Keadaan sosiologis berkaitan dengan jabatan, pekerjaan, dan kelas sosial.
Ada
beberapa cara untuk memahami karakter tokoh dalam suatu drama
1.
Melalui tuturan pengarang terhadap
karakteristik pelakunya;
2.
Gambaran yang diberikan pengarang lewat
gambaran lingkungan kehidupan maupun cara berpakaian;
3.
Menunjukkan bagaimana perilakunya;
4.
Melihat bagaimana tokoh itu berbicara tentang dirinya sendiri;
5.
Mamahami bagaimana jalan pikirannya;
6.
Melihat bagaimana tokoh lain berbicara tentang dia;
7.
Melihat tokoh lain berbicara dengannya;
8.
Melihat bagaimana tokoh yang lain member reaksi terhadapnya;
9.
Melihat bagaimanakah tokoh itu dalam mereaksi tokoh yang lain.
Perilaku
tokoh dalam naskah drama tercermin dari dialog atau disertakan dalam bentuk
keterangan lakuan. Keterangan lakuan mendeskripsikan perilaku tokoh. Dalam
naskah drama ditulis di antara tanda kurung dan biasanya dicetak miring.
Setiap
orang mempunyai watak yang spesifik, yang berbeda antara manusia yang satu dan
manusia yang lainnya. Demikian juga watak tokoh dalam drama. Sesuai dengan
perannya masing-masing, ada tokoh yang berwatak sabar, berbelas kasihan, tekun,
rajin, ramah, sopan, beriaku jujur, dan rendah hati. Ada pula tokoh yang
berwatak sombong, keras kepala, egois, culas, tidakteliti, mau menang sendiri,
suka bertindak gegabah, cenderung menyalahkan orang lain, dan tidak
bertanggungjawab.
Watak
seorang tokoh dapat dilihat dari dimensi fisiologis (keadaan fisik), seperti
umur, jenis kelamin, ciri-ciri tubuh, raut muka, postur tubuh, jangkung
(atletis) atau pendek gemuk (sanguinis), jenis rambut; dimensi psikologis
(kondisi kejiwaan atau ciri kepribadian); dan dimensi sosiologis (status sosial
seorang tokoh), seperti guru, pejabat, direktur, buruh, orang kaya atau miskin,
petani, nelayan, tukang becak.

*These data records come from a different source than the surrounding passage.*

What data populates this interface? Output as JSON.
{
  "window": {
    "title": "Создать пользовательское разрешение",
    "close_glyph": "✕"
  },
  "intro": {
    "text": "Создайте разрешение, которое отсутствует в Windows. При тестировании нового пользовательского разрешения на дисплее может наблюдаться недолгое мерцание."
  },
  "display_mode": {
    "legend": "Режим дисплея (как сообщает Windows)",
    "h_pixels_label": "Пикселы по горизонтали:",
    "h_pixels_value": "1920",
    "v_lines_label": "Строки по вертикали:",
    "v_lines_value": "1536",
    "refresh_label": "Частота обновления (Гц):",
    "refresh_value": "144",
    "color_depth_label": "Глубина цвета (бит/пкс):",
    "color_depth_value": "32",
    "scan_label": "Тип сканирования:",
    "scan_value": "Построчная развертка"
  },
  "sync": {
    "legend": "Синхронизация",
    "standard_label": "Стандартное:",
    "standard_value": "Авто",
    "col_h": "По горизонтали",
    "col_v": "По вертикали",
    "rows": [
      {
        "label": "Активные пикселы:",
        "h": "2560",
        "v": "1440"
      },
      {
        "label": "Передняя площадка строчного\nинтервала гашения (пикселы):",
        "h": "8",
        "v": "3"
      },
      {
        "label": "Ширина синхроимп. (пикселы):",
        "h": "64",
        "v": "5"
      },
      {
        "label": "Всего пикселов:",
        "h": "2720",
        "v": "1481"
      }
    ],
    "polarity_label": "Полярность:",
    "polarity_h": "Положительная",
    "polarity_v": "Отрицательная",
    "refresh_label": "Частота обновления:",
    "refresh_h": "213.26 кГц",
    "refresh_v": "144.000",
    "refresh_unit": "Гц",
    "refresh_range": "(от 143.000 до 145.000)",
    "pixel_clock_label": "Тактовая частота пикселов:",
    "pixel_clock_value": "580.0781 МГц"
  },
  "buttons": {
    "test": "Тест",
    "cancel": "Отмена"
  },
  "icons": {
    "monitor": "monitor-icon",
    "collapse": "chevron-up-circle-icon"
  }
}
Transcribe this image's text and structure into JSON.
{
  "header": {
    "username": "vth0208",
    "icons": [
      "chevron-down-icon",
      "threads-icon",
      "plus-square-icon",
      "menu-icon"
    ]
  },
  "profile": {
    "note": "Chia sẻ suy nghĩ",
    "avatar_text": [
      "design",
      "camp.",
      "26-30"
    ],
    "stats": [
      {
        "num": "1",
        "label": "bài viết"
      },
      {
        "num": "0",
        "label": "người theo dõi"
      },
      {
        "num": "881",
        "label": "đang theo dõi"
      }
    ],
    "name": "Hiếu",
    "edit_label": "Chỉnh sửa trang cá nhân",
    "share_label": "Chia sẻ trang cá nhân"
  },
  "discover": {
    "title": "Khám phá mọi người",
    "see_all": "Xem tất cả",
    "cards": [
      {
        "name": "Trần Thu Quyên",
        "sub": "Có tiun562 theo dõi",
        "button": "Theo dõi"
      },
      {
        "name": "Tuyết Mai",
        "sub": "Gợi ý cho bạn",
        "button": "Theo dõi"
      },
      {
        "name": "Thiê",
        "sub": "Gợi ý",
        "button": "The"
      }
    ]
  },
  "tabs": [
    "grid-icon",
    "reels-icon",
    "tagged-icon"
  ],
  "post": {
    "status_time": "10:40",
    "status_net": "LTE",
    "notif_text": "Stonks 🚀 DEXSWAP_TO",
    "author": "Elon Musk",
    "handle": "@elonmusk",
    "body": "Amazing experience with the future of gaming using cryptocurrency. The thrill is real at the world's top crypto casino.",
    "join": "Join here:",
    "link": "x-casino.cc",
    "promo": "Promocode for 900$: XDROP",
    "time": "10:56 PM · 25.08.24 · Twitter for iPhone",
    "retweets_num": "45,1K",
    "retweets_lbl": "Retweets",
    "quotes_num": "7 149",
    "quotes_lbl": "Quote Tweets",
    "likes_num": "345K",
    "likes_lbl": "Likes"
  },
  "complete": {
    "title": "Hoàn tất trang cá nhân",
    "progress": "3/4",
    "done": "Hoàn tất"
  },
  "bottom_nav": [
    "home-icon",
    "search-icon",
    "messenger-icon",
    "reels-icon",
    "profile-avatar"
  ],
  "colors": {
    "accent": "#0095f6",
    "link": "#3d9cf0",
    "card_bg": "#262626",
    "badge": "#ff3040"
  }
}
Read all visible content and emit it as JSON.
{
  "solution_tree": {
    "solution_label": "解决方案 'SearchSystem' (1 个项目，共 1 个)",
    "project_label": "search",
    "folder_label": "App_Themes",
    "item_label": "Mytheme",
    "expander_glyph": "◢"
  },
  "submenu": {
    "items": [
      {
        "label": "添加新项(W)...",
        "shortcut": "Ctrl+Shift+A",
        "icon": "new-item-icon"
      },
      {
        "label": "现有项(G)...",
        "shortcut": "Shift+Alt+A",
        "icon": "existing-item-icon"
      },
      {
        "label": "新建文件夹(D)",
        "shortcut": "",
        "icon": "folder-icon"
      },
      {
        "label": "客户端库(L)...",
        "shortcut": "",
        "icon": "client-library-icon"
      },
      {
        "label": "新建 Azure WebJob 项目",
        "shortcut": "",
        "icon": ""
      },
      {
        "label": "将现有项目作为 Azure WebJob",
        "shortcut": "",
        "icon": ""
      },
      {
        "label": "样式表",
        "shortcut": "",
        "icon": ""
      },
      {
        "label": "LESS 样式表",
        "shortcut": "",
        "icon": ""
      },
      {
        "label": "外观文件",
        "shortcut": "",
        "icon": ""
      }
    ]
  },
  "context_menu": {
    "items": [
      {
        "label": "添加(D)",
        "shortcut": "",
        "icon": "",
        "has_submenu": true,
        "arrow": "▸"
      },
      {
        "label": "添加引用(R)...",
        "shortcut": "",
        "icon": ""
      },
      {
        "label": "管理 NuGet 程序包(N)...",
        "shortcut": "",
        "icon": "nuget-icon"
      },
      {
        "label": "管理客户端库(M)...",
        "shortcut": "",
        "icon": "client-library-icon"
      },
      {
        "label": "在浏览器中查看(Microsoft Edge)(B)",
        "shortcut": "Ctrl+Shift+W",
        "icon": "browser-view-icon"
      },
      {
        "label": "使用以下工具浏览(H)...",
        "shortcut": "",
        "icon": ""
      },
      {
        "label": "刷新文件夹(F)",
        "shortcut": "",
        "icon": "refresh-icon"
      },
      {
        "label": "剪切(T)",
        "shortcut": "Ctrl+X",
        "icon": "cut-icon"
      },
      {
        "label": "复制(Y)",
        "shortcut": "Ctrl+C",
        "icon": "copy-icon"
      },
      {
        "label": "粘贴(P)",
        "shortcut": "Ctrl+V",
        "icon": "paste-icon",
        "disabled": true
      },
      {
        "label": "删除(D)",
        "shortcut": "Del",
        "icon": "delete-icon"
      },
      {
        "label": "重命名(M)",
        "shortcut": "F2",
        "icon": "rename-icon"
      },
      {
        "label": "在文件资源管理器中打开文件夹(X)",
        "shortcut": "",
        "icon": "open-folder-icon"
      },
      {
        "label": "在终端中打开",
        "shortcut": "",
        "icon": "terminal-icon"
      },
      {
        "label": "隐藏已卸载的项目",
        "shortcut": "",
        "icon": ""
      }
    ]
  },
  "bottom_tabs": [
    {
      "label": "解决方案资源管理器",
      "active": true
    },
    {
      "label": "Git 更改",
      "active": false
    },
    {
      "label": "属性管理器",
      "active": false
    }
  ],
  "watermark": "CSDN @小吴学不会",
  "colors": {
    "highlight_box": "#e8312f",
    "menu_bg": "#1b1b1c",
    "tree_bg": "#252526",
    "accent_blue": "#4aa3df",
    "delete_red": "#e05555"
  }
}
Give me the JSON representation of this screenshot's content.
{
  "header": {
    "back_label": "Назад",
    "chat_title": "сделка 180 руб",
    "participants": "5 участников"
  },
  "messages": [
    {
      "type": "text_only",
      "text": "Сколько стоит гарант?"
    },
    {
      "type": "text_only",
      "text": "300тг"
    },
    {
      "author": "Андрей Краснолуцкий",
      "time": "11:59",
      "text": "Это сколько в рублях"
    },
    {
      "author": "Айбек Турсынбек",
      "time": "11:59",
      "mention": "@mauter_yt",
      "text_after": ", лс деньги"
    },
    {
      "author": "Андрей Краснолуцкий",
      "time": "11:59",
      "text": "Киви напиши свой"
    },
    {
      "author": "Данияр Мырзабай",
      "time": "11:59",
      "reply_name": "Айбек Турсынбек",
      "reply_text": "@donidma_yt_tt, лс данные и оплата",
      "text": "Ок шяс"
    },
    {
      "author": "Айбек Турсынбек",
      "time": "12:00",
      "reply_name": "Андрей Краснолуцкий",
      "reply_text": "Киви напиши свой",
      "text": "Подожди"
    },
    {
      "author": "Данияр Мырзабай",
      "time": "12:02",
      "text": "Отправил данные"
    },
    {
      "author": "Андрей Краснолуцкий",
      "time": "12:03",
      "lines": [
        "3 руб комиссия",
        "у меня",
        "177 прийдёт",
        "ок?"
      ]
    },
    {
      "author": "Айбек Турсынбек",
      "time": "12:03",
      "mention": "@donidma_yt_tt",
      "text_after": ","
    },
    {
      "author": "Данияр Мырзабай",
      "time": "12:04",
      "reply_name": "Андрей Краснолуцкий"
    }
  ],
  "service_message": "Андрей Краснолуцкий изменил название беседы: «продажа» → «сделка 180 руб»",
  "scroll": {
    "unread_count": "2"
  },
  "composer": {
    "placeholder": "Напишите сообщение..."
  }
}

Pemberian watak para tokoh dapat dilakukan
secara langsung (analitik), dapat juga secara tidak langsung (dramatik), atau
kontekstual.
Simaklah
penggalan drama dibawah ini!
Petang
di Taman
Karya: Iwan Simatupang
Karya: Iwan Simatupang
Pelaku:
1.
Orang tua (OT)
2.
Laki-laki separuh baya (LSB)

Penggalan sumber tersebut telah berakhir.